The FEC’s job is to curtail some of the most egregious abuses of the current system. But because its membership is evenly split, the commission usually deadlocks on big campaign finance issues, agreeing to pursue only modest fines against violators, sometimes years after a transgression.
As a result, as Ravel points out in her report, pursuing more significant campaign finance issues — including “social welfare” groups that are little more than laundromats for dark money — is nearly impossible.
The do-nothing approach isn’t limited to the FEC. In Kansas, the Governmental Ethics Commission stayed largely on the sidelines when a federal grand jury investigated donations to Gov. Sam Brownback’s campaign in 2014.
In 2015, the Center for Public Integrity gave the state an “F” for ethics enforcement.

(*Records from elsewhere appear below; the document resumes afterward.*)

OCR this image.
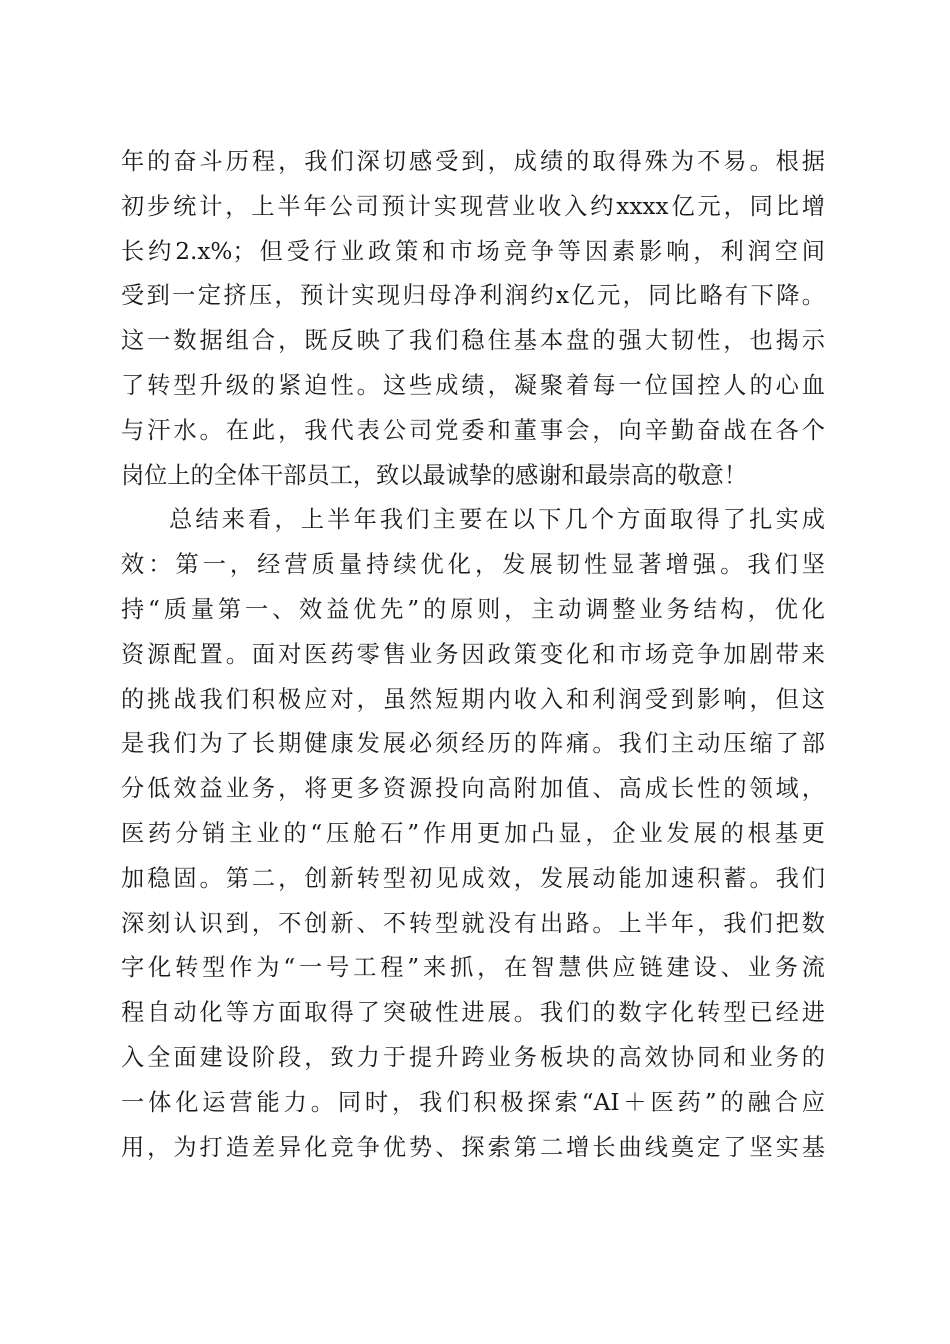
年的奋斗历程，我们深切感受到，成绩的取得殊为不易。根据
初步统计，上半年公司预计实现营业收入约xxxx亿元，同比增
长约2.x%；但受行业政策和市场竞争等因素影响，利润空间
受到一定挤压，预计实现归母净利润约x亿元，同比略有下降。
这一数据组合，既反映了我们稳住基本盘的强大韧性，也揭示
了转型升级的紧迫性。这些成绩，凝聚着每一位国控人的心血
与汗水。在此，我代表公司党委和董事会，向辛勤奋战在各个
岗位上的全体干部员工，致以最诚挚的感谢和最崇高的敬意！

总结来看，上半年我们主要在以下几个方面取得了扎实成
效：第一，经营质量持续优化，发展韧性显著增强。我们坚
持“质量第一、效益优先”的原则，主动调整业务结构，优化
资源配置。面对医药零售业务因政策变化和市场竞争加剧带来
的挑战我们积极应对，虽然短期内收入和利润受到影响，但这
是我们为了长期健康发展必须经历的阵痛。我们主动压缩了部
分低效益业务，将更多资源投向高附加值、高成长性的领域，
医药分销主业的“压舱石”作用更加凸显，企业发展的根基更
加稳固。第二，创新转型初见成效，发展动能加速积蓄。我们
深刻认识到，不创新、不转型就没有出路。上半年，我们把数
字化转型作为“一号工程”来抓，在智慧供应链建设、业务流
程自动化等方面取得了突破性进展。我们的数字化转型已经进
入全面建设阶段，致力于提升跨业务板块的高效协同和业务的
一体化运营能力。同时，我们积极探索“AI＋医药”的融合应
用，为打造差异化竞争优势、探索第二增长曲线奠定了坚实基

Missouri’s Ethics Commission isn’t much better: The state got a “D-” on ethics integrity from the center. When a dark money group gave Eric Greitens $2 million last year, the ethics commission found “no reasonable grounds” that accepting the secret money broke Missouri law.
To be clear: Democrats flout campaign laws, too. It’s a bipartisan habit.
President Donald Trump will appoint Ravel’s replacement at the FEC. He should look for a candidate who wants to make our elections transparent and fair.
America’s campaign finance system remains a muddled mess, and the failures of the commissions charged with enforcing the law are a big reason why.